When I was a kid, my dad used to fry up these things called Durkenunders. I have no idea if I'm spelling it right, but it doesn't matter, because it seems like our little family is the only one in the world that has these fabulous little hunks of scrambled pancakey goodness. I have Googled and Googled, but I've never found even a single mention of them. And more's the pity, really. So, here you go, World Wide Interwebs. Get you some Durkenunders.
My dad's mom used to make them... her mother and mother in law made them... their mothers made them... they're apparently an old German recipe that's (maybe) somewhat common to the Upper Penninsula of Michigan. I know that my grandmother's great-grandmother (that's... uh... 5 generations back?) came over from Bavaria when she was 4 years old, and she made them. That's about as far back as I can trace them, given that we are most likely pronouncing and spelling the name wrong.
We always had our Durkenunders with pure maple syrup from Jasper's Sugar Bush (best maple syrup in the world, hands down!) but I'm told that they can be served with gravy, with vinegar, with jam... whatever you would put on pancakes or potatoes. My favorite ways to top it are with Jasper's Sugar Bush maple syrup (for breakfast) or with a sprinkle of vinegar (for a quick side dish when you realize you forgot to scrub the potatoes), but you can do what you want with the toppings.

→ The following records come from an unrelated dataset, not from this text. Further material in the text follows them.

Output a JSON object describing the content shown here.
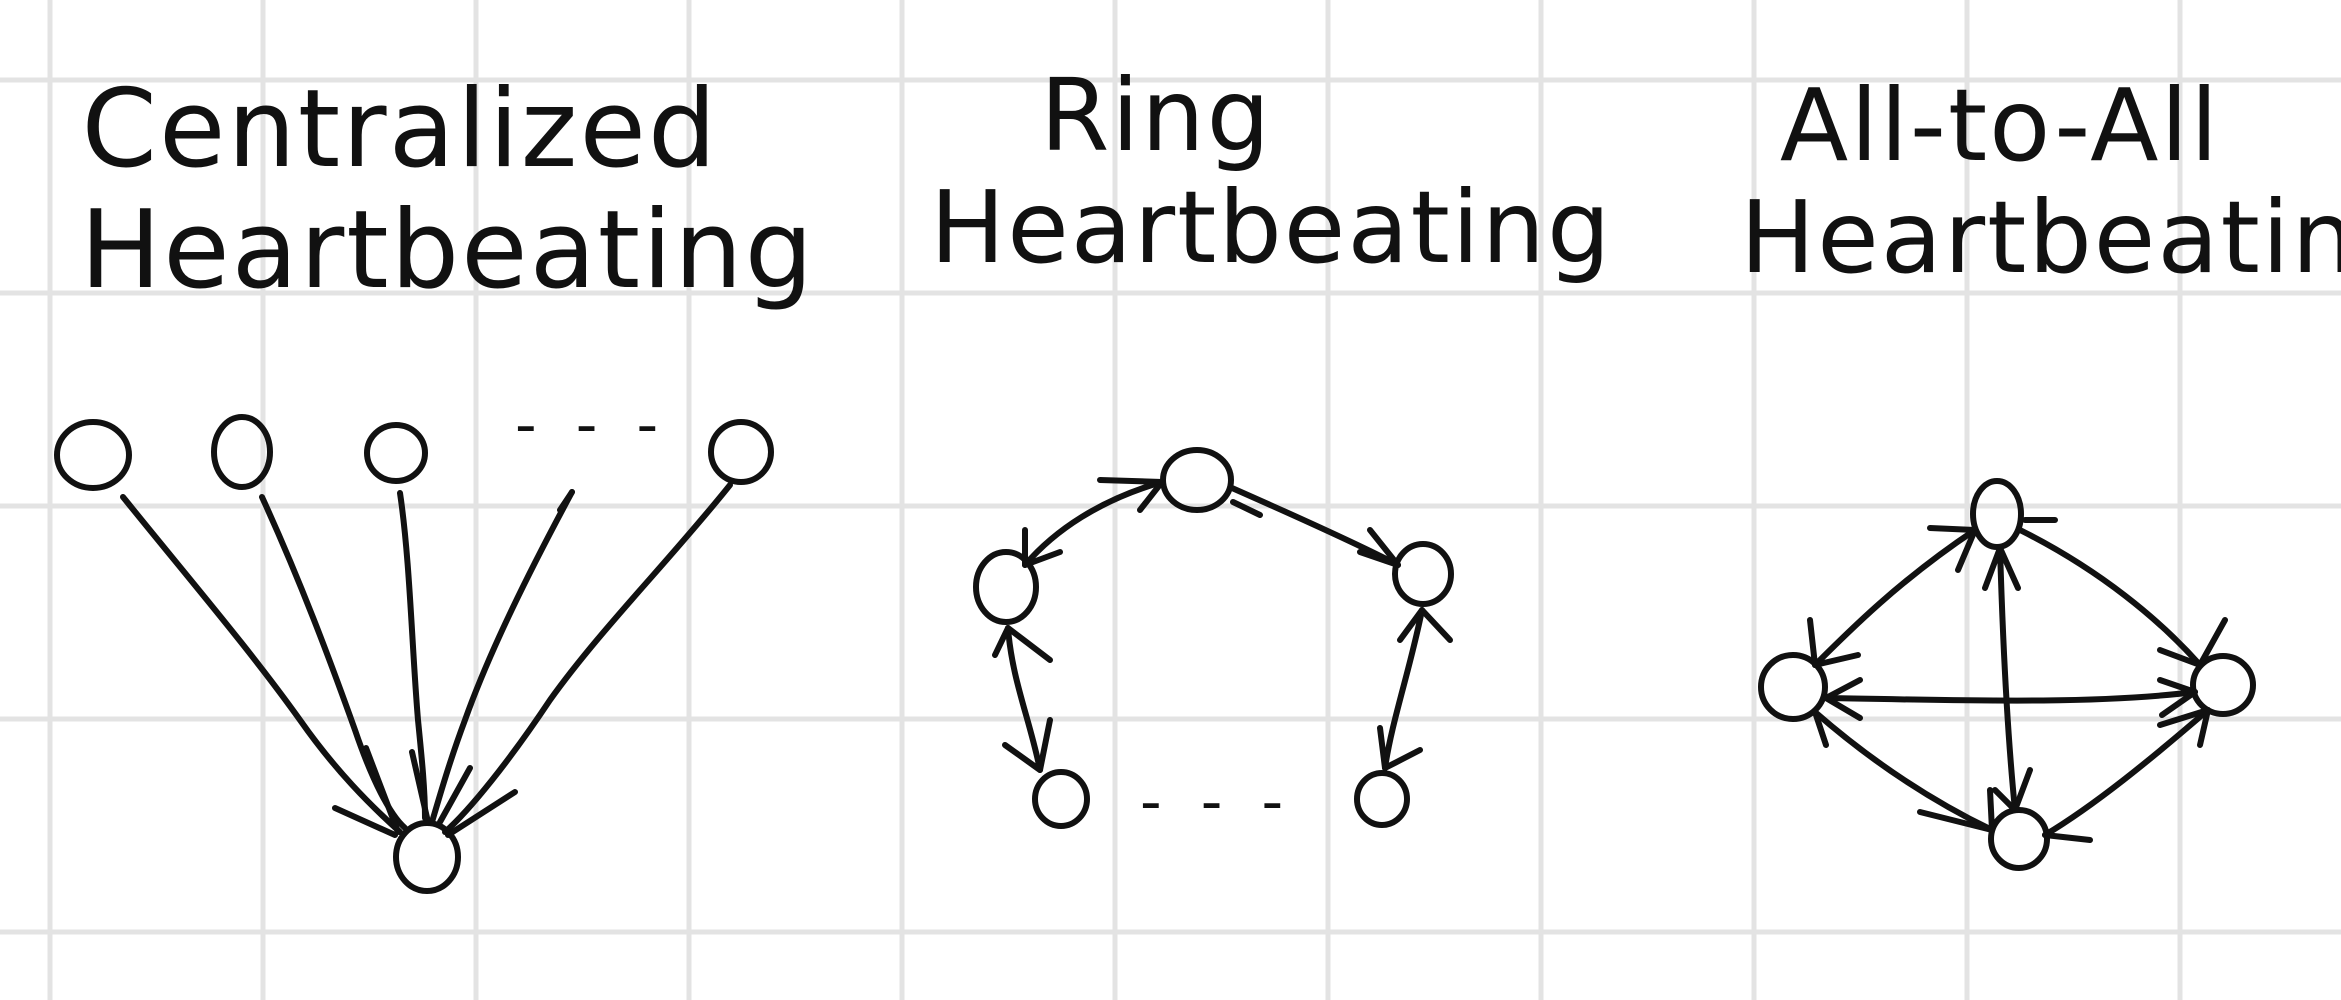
{
  "diagram": {
    "titles": {
      "centralized": {
        "line1": "Centralized",
        "line2": "Heartbeating"
      },
      "ring": {
        "line1": "Ring",
        "line2": "Heartbeating"
      },
      "all_to_all": {
        "line1": "All-to-All",
        "line2": "Heartbeating"
      }
    },
    "ellipsis": "- - -",
    "colors": {
      "ink": "#111111",
      "grid": "#e3e3e3",
      "paper": "#ffffff"
    }
  }
}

The recipe is very simple.
DO NOT change the recipe to make it healthier or lighter or whatever. If you do, don't call it Durkenunders, 'cause it just won't be Durkenunders if you mess around with it. I don't much care what you decide to top them with (if you can resist munching on them right out of the pan), but please, for the love of all that's delicious and good in this world, don't screw with the recipe unless you're going to rename it.
Take about a cup of flour, two eggs, a pinch or two of salt, and enough milk to make a thick batter. It will look like pancake batter, but it should be thicker. The more you beat it up, the better it will be, so don't wimp out.
Now, melt some butter in a frying pan. Yes, it has to be butter. Again, don't go trying to low-calorie-ify my childhood, please. It's best if you use real salted butter in a real cast-iron frying pan. If you absolutely must use something other than butter, please stop making this recipe right now. If you can't help yourself, fine, proceed... but don't call whatever you're making Durkenunders!
OK, so you've got your butter melted in your cast iron pan. Dump all the batter in. Yes, all of it. It should be about 1/2 inch thick in the pan.
Wait for the edges to get bubbly. Keep waiting. No, not bubbly enough yet. OK... now.
Attempt to flip the whole thing over. If you get it over in one piece, hats off to you! If you don't, don't sweat it; you're going to start hacking away at the whole thing anyway.
Start hacking with your spatula and break the Durkenunder into a lot of little Durkenunder pieces. Get them to about the size of pieces of scrambled eggs. When they're all hacked up, they should be just about cooked through. Stir them around while they finish cooking, and then turn off the heat. They can stay in the cast iron pan to keep warm. If you're cooking on an electric cook top, make sure you remove the pan from the heating element you just used.
These are the absolute best with maple syrup. Get some from the Sugar Bush!
Happy breakfasting!
We had Durkenunder for dinner tonight, my grandmother's recipe. Grandma is from the Black Forest of Germany. Her recipe is: 1 cup flour, 1/2 cup of milk and sugar and a dash of salt. We add diced apples and fry it up the same way you described. Just spinkle some sugar and cinnamon and you have our version of yummy Durkenunder. No, I don't know if I am spelling it right either.